Amanda roused and looked up at him. “I think I fell asleep.”
He pushed her head back down to his shoulder. “Sleep all you want.”
Amanda was returning to being Amanda and not some blind machine of passion. She was also beginning to remember some of what she’d done. “Dr. Montgomery, I—”
“Hank,” he said and held her head down. He never wanted to break this moment. Never wanted to leave here. Here was where he was meant to be, where he never wanted to leave.
“I think I should go home,” Amanda said softly.
“Not yet,” he answered and put his leg over hers, and at that moment their most intimate entanglement was broken.
Amanda knew she needed to get away from him. She had to go somewhere and think about what had happened to her tonight. And she was beginning to be embarrassed by where she was and what she’d done.
She pulled away from him, turning her back to hide her breasts from his view. “I think I should get dressed.”
The spell was broken for Hank. She was Miss Caulden again. If she wanted to play formal, so could he. “The last I saw your clothes they were on their way to the bottom of the pond.”

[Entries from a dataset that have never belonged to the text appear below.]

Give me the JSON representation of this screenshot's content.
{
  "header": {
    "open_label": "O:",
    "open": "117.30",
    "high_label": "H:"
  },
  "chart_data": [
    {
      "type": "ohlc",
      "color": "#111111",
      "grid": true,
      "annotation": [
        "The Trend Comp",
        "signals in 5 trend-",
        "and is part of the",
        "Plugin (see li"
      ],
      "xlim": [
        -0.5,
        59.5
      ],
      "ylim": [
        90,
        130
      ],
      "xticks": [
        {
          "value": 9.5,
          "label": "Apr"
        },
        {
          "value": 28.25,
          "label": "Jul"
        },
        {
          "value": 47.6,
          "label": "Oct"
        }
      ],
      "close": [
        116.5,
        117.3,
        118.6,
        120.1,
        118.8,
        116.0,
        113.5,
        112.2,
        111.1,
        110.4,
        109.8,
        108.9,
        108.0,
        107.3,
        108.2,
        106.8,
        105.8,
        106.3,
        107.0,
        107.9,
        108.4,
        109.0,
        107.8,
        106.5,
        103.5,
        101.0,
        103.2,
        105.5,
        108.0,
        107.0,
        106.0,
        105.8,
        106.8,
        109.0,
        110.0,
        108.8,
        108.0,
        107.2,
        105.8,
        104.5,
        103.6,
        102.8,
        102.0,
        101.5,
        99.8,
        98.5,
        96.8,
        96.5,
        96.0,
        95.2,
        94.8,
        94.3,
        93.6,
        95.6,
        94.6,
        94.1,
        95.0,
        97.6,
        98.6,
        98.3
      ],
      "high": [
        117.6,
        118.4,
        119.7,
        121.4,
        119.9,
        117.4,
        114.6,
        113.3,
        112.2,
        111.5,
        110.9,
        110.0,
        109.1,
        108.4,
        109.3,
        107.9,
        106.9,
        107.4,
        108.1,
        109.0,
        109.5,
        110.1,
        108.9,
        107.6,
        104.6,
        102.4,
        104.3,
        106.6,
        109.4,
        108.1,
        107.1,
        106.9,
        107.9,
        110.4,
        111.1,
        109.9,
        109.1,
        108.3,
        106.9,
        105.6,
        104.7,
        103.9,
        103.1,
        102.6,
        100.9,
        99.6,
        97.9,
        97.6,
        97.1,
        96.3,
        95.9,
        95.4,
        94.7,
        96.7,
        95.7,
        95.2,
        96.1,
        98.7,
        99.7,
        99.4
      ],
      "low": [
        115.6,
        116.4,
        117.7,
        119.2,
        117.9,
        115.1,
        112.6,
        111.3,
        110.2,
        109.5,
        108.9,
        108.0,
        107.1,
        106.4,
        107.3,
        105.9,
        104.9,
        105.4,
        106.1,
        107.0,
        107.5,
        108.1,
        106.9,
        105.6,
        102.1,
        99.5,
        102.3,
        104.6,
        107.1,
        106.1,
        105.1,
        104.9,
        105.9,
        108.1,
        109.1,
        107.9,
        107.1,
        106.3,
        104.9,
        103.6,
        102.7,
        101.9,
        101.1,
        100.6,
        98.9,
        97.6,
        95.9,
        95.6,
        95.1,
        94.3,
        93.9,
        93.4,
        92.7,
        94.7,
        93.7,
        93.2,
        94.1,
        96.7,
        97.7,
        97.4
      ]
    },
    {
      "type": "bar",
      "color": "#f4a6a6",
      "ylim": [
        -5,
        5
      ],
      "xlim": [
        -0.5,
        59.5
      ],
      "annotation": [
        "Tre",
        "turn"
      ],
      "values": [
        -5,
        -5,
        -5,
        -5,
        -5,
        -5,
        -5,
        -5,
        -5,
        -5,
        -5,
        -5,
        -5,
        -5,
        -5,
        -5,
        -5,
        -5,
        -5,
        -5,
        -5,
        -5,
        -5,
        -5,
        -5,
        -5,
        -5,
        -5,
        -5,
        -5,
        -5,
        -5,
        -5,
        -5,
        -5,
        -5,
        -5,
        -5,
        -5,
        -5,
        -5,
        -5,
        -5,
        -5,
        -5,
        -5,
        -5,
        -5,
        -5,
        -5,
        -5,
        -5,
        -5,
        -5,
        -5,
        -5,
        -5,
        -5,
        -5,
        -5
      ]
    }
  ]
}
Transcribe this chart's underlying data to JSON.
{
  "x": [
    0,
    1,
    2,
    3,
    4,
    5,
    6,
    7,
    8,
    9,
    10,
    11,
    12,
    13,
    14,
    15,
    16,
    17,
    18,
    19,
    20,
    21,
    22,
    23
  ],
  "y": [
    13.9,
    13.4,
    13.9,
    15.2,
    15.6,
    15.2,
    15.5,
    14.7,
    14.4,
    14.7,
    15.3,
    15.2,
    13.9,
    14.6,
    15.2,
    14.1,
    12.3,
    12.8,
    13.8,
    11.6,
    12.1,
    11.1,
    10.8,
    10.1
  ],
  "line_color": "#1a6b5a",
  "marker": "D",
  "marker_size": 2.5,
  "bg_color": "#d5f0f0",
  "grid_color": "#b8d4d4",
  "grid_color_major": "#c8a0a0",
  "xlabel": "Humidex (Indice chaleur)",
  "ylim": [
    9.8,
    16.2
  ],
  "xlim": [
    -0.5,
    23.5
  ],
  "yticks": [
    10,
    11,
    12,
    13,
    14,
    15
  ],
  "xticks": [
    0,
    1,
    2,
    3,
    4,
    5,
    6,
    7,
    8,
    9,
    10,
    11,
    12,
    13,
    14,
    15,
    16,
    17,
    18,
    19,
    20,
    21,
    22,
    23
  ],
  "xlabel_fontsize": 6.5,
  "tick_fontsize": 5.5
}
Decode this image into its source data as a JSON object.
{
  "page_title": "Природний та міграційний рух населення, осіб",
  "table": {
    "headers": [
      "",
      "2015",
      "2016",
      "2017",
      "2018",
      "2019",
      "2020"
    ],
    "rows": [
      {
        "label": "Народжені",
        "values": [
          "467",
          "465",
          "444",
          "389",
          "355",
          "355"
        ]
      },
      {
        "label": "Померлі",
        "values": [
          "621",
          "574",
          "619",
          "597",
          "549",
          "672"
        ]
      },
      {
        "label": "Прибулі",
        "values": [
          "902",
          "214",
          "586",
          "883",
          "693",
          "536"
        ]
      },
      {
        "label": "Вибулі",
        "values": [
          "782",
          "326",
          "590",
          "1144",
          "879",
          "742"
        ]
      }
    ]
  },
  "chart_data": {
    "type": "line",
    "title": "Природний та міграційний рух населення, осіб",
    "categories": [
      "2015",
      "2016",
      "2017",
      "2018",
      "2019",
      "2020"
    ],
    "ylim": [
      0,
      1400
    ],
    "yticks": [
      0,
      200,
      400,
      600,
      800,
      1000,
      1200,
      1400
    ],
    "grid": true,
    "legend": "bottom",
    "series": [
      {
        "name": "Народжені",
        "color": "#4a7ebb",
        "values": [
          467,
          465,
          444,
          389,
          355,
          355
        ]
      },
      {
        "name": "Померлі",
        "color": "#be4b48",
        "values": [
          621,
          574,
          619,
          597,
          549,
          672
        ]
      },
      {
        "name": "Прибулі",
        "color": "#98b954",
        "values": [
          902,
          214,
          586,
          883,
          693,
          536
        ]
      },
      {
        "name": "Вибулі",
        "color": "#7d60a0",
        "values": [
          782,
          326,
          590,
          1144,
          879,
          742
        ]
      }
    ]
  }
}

Amanda felt a little like a reveler the morning after. Now she was going to pay the price. Was she supposed to enter her father’s house stark naked? Dr. Montgomery and I were talking and one thing led to another, she’d say. She took his shirt from the grass and slipped it on. “Now what do I do?” she said, mostly to herself.
Hank sat up, trying unsuccessfully to control his anger. Her only concern was how she was going to conceal what she’d done from Driscoll. Sympathy for another person only went so far. There came a time when Amanda was going to have to think for herself, a time when she was going to have to say this is what I want. “I’ll take you home,” he said flatly. “We’ll sneak you in like we did the night of the dance.”
No word of, Stay with me, Amanda thought. No words of love. No words of, I want to spend the rest of my life with you. Just an animal coupling, then she was to go home. She deserved it, didn’t she? She’d gone after him, sought him out. He’d left the Caulden Ranch, yet she’d followed him, had climbed into his car with him and had asked him to make love to her. What was that old saying? Beware of what you ask for, you might get it. Well, she’d got what she asked for, all right, and now she was going to have to pay the price.
She stood. “I’d be grateful if you’d return me to my house,” she said coolly. She was very close to tears. Would he go back to Reva now or would he maybe visit that pretty little Italian girl she’d seen him looking at today? She couldn’t bear to look in his eyes. For all Amanda’s strict upbringing, she wasn’t really any better than the women who lived on the edge of town. “I will find a way to get inside.”
He drove her back to her house in silence, neither of them speaking, each of them occupied with his own thoughts, both of them angry and hurt.
Amanda sat in the passenger side of the car, wearing his shirt and her black silk stockings that stopped just above her knees.
“Stop here,” she said, indicating the end of the long Caulden driveway. “I’ll walk.”
He was further angered that she wanted to get rid of him as soon as possible. Would she go tearing back into her fiancé’s cold arms? “He won’t forgive you for this, you know,” Hank couldn’t resist saying.
“No, I guess not.” She didn’t know who he meant, but it didn’t matter, because she doubted if anyone would forgive her. She got out of the car and he didn’t bother to help her out, nor did he say a word before he sped away, leaving her standing in the darkness.
Amanda walked slowly up the long driveway and at the house she saw a light on in the parlor and her mother sitting alone reading. Amanda put her head up to the window. “Psst!” she said.
Grace Caulden looked up, saw her daughter, then went to the window. “Amanda, are you all right? You look as if you’ve been in an accident.”
“Worse than that,” Amanda said. “Mother, could you get me some clothes? I seem to have…well, lost mine.”
“I would be glad to, dear,” Grace said and left the room. Moments later she was outside in the darkness of the trees, a dress over her arm. “That dragon, Mrs. Gunston, was hovering about your room. I had to sneak past her.”
“She is a bit of a dragon, isn’t she?” Amanda said, staying in the shadows so her mother couldn’t see the extent of her nudity.
“Would you like to tell me why you’ve come home wearing only a man’s shirt? It wouldn’t by chance be Dr. Montgomery’s shirt, would it?”
Amanda didn’t want to answer her mother. She just wanted to go to her room and be safe.
Grace watched her daughter for a while then smiled. “Whenever you want to tell me what happened, I’ll be here to listen.”
Amanda nodded. She was afraid she might cry if she started to talk. They walked together into the house. Taylor was standing at the head of the stairs, as if he were waiting for Amanda. He was formidably tall, his face as dark as a thundercloud.
“You are very late, Amanda,” he said.
“And very tired,” she answered.
“You are to come to the library. I want to talk to you. There was an exorbitant bill sent here today for sandwiches. You must explain yourself. And also explain why your hair is down.”